7 min read

Natural Language Processing in Map Client: A Proof of Concept

Natural Language Processing in Map Client: A Proof of Concept

Overview & Goals

As Large Language Models (LLMs) are released almost monthly, many businesses are eager to integrate "AI" into their operations. While I believe that not all processes require AI implementation, and many current AI implementations are simply sophisticated, fancy automation, LLMs excel at natural language processing. With models becoming smaller and more efficient, we can now host them locally using numerous open-source options. This article explores my journey in staying current with AI developments and experimenting with practical applications.

In my field of work, the representation of geospatial data on maps is a crucial component of many applications. Observing how LLMs continue to improve while becoming more resource-efficient, I became curious about how AI could enhance map interactions. This led me to develop a proof of concept for natural language processing in map clients.

The Vision: Natural Language Map Interaction

Currently, map interactions rely primarily on traditional input methods: mouse clicks, hover events, drag operations, and touch gestures on mobile devices. But imagine typing commands like:

  • "Can you show me features A for the New York area?"
  • "Could you play the radar animation for Australia?"
  • "Hide all traffic layers and zoom to downtown San Francisco"

The map would then automatically adjust the view, toggle layers, and execute your requests. Essentially, becoming your intelligent geospatial assistant.

Technical Foundation

LLMs cannot directly interact with client-side mapping libraries (MapLibre, OpenLayers, Leaflet, etc.). However, we can leverage structured output or controlled generation to make LLMs produce specific formats like JSON, XML, or YAML.

For example, we can prompt the model with something like this:

Return a user profile in the following JSON structure:
{
    "user": {
        "name": "string",
        "age": number,
        "skills": string[]
    }
}

With that in mind, let's go through what we need next.

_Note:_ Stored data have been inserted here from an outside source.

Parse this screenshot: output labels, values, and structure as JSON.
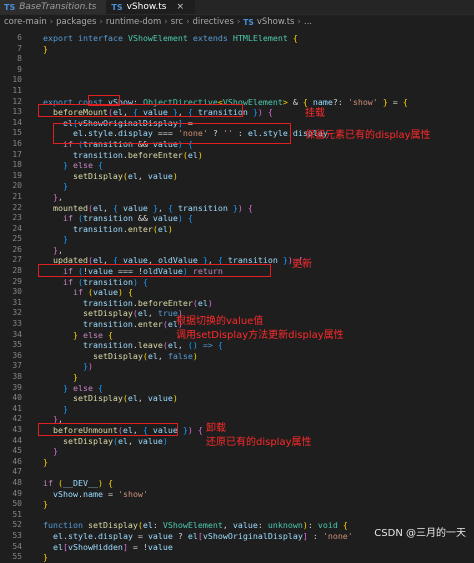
{
  "tabs": [
    {
      "icon": "TS",
      "label": "BaseTransition.ts",
      "close": ""
    },
    {
      "icon": "TS",
      "label": "vShow.ts",
      "close": "×"
    }
  ],
  "breadcrumb": {
    "parts": [
      "core-main",
      "packages",
      "runtime-dom",
      "src",
      "directives"
    ],
    "file_icon": "TS",
    "file": "vShow.ts",
    "symbol": "..."
  },
  "code_lines": [
    {
      "n": "6",
      "html": "  <span class=\"k\">export</span> <span class=\"k\">interface</span> <span class=\"t\">VShowElement</span> <span class=\"k\">extends</span> <span class=\"t\">HTMLElement</span> <span class=\"b\">{</span>"
    },
    {
      "n": "7",
      "html": "  <span class=\"b\">}</span>"
    },
    {
      "n": "8",
      "html": ""
    },
    {
      "n": "9",
      "html": ""
    },
    {
      "n": "10",
      "html": ""
    },
    {
      "n": "11",
      "html": ""
    },
    {
      "n": "12",
      "html": "  <span class=\"k\">export</span> <span class=\"k\">const</span> <span class=\"v\">vShow</span>: <span class=\"t\">ObjectDirective</span><span class=\"b\">&lt;</span><span class=\"t\">VShowElement</span><span class=\"b\">&gt;</span> &amp; <span class=\"b\">{</span> <span class=\"v\">name</span>?: <span class=\"s\">'show'</span> <span class=\"b\">}</span> = <span class=\"b\">{</span>"
    },
    {
      "n": "13",
      "html": "    <span class=\"f\">beforeMount</span><span class=\"b2\">(</span><span class=\"v\">el</span>, <span class=\"b3\">{</span> <span class=\"v\">value</span> <span class=\"b3\">}</span>, <span class=\"b3\">{</span> <span class=\"v\">transition</span> <span class=\"b3\">}</span><span class=\"b2\">)</span> <span class=\"b2\">{</span>"
    },
    {
      "n": "14",
      "html": "      <span class=\"v\">el</span><span class=\"b3\">[</span><span class=\"v\">vShowOriginalDisplay</span><span class=\"b3\">]</span> ="
    },
    {
      "n": "15",
      "html": "        <span class=\"v\">el</span>.<span class=\"v\">style</span>.<span class=\"v\">display</span> === <span class=\"s\">'none'</span> ? <span class=\"s\">''</span> : <span class=\"v\">el</span>.<span class=\"v\">style</span>.<span class=\"v\">display</span>"
    },
    {
      "n": "16",
      "html": "      <span class=\"c\">if</span> <span class=\"b3\">(</span><span class=\"v\">transition</span> &amp;&amp; <span class=\"v\">value</span><span class=\"b3\">)</span> <span class=\"b3\">{</span>"
    },
    {
      "n": "17",
      "html": "        <span class=\"v\">transition</span>.<span class=\"f\">beforeEnter</span><span class=\"b\">(</span><span class=\"v\">el</span><span class=\"b\">)</span>"
    },
    {
      "n": "18",
      "html": "      <span class=\"b3\">}</span> <span class=\"c\">else</span> <span class=\"b3\">{</span>"
    },
    {
      "n": "19",
      "html": "        <span class=\"f\">setDisplay</span><span class=\"b\">(</span><span class=\"v\">el</span>, <span class=\"v\">value</span><span class=\"b\">)</span>"
    },
    {
      "n": "20",
      "html": "      <span class=\"b3\">}</span>"
    },
    {
      "n": "21",
      "html": "    <span class=\"b2\">}</span>,"
    },
    {
      "n": "22",
      "html": "    <span class=\"f\">mounted</span><span class=\"b2\">(</span><span class=\"v\">el</span>, <span class=\"b3\">{</span> <span class=\"v\">value</span> <span class=\"b3\">}</span>, <span class=\"b3\">{</span> <span class=\"v\">transition</span> <span class=\"b3\">}</span><span class=\"b2\">)</span> <span class=\"b2\">{</span>"
    },
    {
      "n": "23",
      "html": "      <span class=\"c\">if</span> <span class=\"b3\">(</span><span class=\"v\">transition</span> &amp;&amp; <span class=\"v\">value</span><span class=\"b3\">)</span> <span class=\"b3\">{</span>"
    },
    {
      "n": "24",
      "html": "        <span class=\"v\">transition</span>.<span class=\"f\">enter</span><span class=\"b\">(</span><span class=\"v\">el</span><span class=\"b\">)</span>"
    },
    {
      "n": "25",
      "html": "      <span class=\"b3\">}</span>"
    },
    {
      "n": "26",
      "html": "    <span class=\"b2\">}</span>,"
    },
    {
      "n": "27",
      "html": "    <span class=\"f\">updated</span><span class=\"b2\">(</span><span class=\"v\">el</span>, <span class=\"b3\">{</span> <span class=\"v\">value</span>, <span class=\"v\">oldValue</span> <span class=\"b3\">}</span>, <span class=\"b3\">{</span> <span class=\"v\">transition</span> <span class=\"b3\">}</span><span class=\"b2\">)</span> <span class=\"b2\">{</span>"
    },
    {
      "n": "28",
      "html": "      <span class=\"c\">if</span> <span class=\"b3\">(</span>!<span class=\"v\">value</span> === !<span class=\"v\">oldValue</span><span class=\"b3\">)</span> <span class=\"c\">return</span>"
    },
    {
      "n": "29",
      "html": "      <span class=\"c\">if</span> <span class=\"b3\">(</span><span class=\"v\">transition</span><span class=\"b3\">)</span> <span class=\"b3\">{</span>"
    },
    {
      "n": "30",
      "html": "        <span class=\"c\">if</span> <span class=\"b\">(</span><span class=\"v\">value</span><span class=\"b\">)</span> <span class=\"b\">{</span>"
    },
    {
      "n": "31",
      "html": "          <span class=\"v\">transition</span>.<span class=\"f\">beforeEnter</span><span class=\"b2\">(</span><span class=\"v\">el</span><span class=\"b2\">)</span>"
    },
    {
      "n": "32",
      "html": "          <span class=\"f\">setDisplay</span><span class=\"b2\">(</span><span class=\"v\">el</span>, <span class=\"k\">true</span><span class=\"b2\">)</span>"
    },
    {
      "n": "33",
      "html": "          <span class=\"v\">transition</span>.<span class=\"f\">enter</span><span class=\"b2\">(</span><span class=\"v\">el</span><span class=\"b2\">)</span>"
    },
    {
      "n": "34",
      "html": "        <span class=\"b\">}</span> <span class=\"c\">else</span> <span class=\"b\">{</span>"
    },
    {
      "n": "35",
      "html": "          <span class=\"v\">transition</span>.<span class=\"f\">leave</span><span class=\"b2\">(</span><span class=\"v\">el</span>, <span class=\"b3\">()</span> <span class=\"k\">=&gt;</span> <span class=\"b3\">{</span>"
    },
    {
      "n": "36",
      "html": "            <span class=\"f\">setDisplay</span><span class=\"b\">(</span><span class=\"v\">el</span>, <span class=\"k\">false</span><span class=\"b\">)</span>"
    },
    {
      "n": "37",
      "html": "          <span class=\"b3\">}</span><span class=\"b2\">)</span>"
    },
    {
      "n": "38",
      "html": "        <span class=\"b\">}</span>"
    },
    {
      "n": "39",
      "html": "      <span class=\"b3\">}</span> <span class=\"c\">else</span> <span class=\"b3\">{</span>"
    },
    {
      "n": "40",
      "html": "        <span class=\"f\">setDisplay</span><span class=\"b\">(</span><span class=\"v\">el</span>, <span class=\"v\">value</span><span class=\"b\">)</span>"
    },
    {
      "n": "41",
      "html": "      <span class=\"b3\">}</span>"
    },
    {
      "n": "42",
      "html": "    <span class=\"b2\">}</span>,"
    },
    {
      "n": "43",
      "html": "    <span class=\"f\">beforeUnmount</span><span class=\"b2\">(</span><span class=\"v\">el</span>, <span class=\"b3\">{</span> <span class=\"v\">value</span> <span class=\"b3\">}</span><span class=\"b2\">)</span> <span class=\"b2\">{</span>"
    },
    {
      "n": "44",
      "html": "      <span class=\"f\">setDisplay</span><span class=\"b3\">(</span><span class=\"v\">el</span>, <span class=\"v\">value</span><span class=\"b3\">)</span>"
    },
    {
      "n": "45",
      "html": "    <span class=\"b2\">}</span>"
    },
    {
      "n": "46",
      "html": "  <span class=\"b\">}</span>"
    },
    {
      "n": "47",
      "html": ""
    },
    {
      "n": "48",
      "html": "  <span class=\"c\">if</span> <span class=\"b\">(</span><span class=\"v\">__DEV__</span><span class=\"b\">)</span> <span class=\"b\">{</span>"
    },
    {
      "n": "49",
      "html": "    <span class=\"v\">vShow</span>.<span class=\"v\">name</span> = <span class=\"s\">'show'</span>"
    },
    {
      "n": "50",
      "html": "  <span class=\"b\">}</span>"
    },
    {
      "n": "51",
      "html": ""
    },
    {
      "n": "52",
      "html": "  <span class=\"k\">function</span> <span class=\"f\">setDisplay</span><span class=\"b\">(</span><span class=\"v\">el</span>: <span class=\"t\">VShowElement</span>, <span class=\"v\">value</span>: <span class=\"t\">unknown</span><span class=\"b\">)</span>: <span class=\"t\">void</span> <span class=\"b\">{</span>"
    },
    {
      "n": "53",
      "html": "    <span class=\"v\">el</span>.<span class=\"v\">style</span>.<span class=\"v\">display</span> = <span class=\"v\">value</span> ? <span class=\"v\">el</span><span class=\"b2\">[</span><span class=\"v\">vShowOriginalDisplay</span><span class=\"b2\">]</span> : <span class=\"s\">'none'</span>"
    },
    {
      "n": "54",
      "html": "    <span class=\"v\">el</span><span class=\"b2\">[</span><span class=\"v\">vShowHidden</span><span class=\"b2\">]</span> = !<span class=\"v\">value</span>"
    },
    {
      "n": "55",
      "html": "  <span class=\"b\">}</span>"
    }
  ],
  "annotations": {
    "mount": "挂载",
    "preserve": "保留元素已有的display属性",
    "update": "更新",
    "update_detail_1": "根据切换的value值",
    "update_detail_2": "调用setDisplay方法更新display属性",
    "unmount": "卸载",
    "restore": "还原已有的display属性"
  },
  "watermark": "CSDN @三月的一天",
  "colors": {
    "annotation": "#ff2a2a",
    "keyword": "#569cd6",
    "control": "#c586c0",
    "type": "#4ec9b0",
    "function": "#dcdcaa",
    "variable": "#9cdcfe",
    "string": "#ce9178"
  }
}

Core Architecture Requirements

For our map NLP system, we need:

  1. Structured JSON Output Format:
{
    "operation": "show|hide|play|stop|pan|zoom|unknown",
    "layerId": "layer_identifier",
    "boundingBox": [
        "topLeftLatitude",
        "topLeftLongitude", 
        "bottomRightLatitude",
        "bottomRightLongitude"
    ]
}
  1. API Infrastructure: A simple REST API that receives natural language prompts and forwards them to LLM inference services (cloud providers, local Ollama, Llama.cpp, or LM Studio)
  2. Client-side Integration: JavaScript handlers that parse the JSON structure and execute the corresponding map operations

Evolution Through Four Iterations

First Iteration: Prompt Engineering

The initial approach uses a single LLM call with a comprehensive context embedded in the prompt. This straightforward method requires manually curating all necessary information—available layers, supported operations, geographic boundaries, and business rules—directly into the prompt text. While simple to implement, this approach relies entirely on the model's ability to understand and correctly apply the provided context without external verification or dynamic updates. Some models with large parameters are quite good at interpreting user requests, while others aren't. So it's really important to pick the right model and compose the prompt carefully.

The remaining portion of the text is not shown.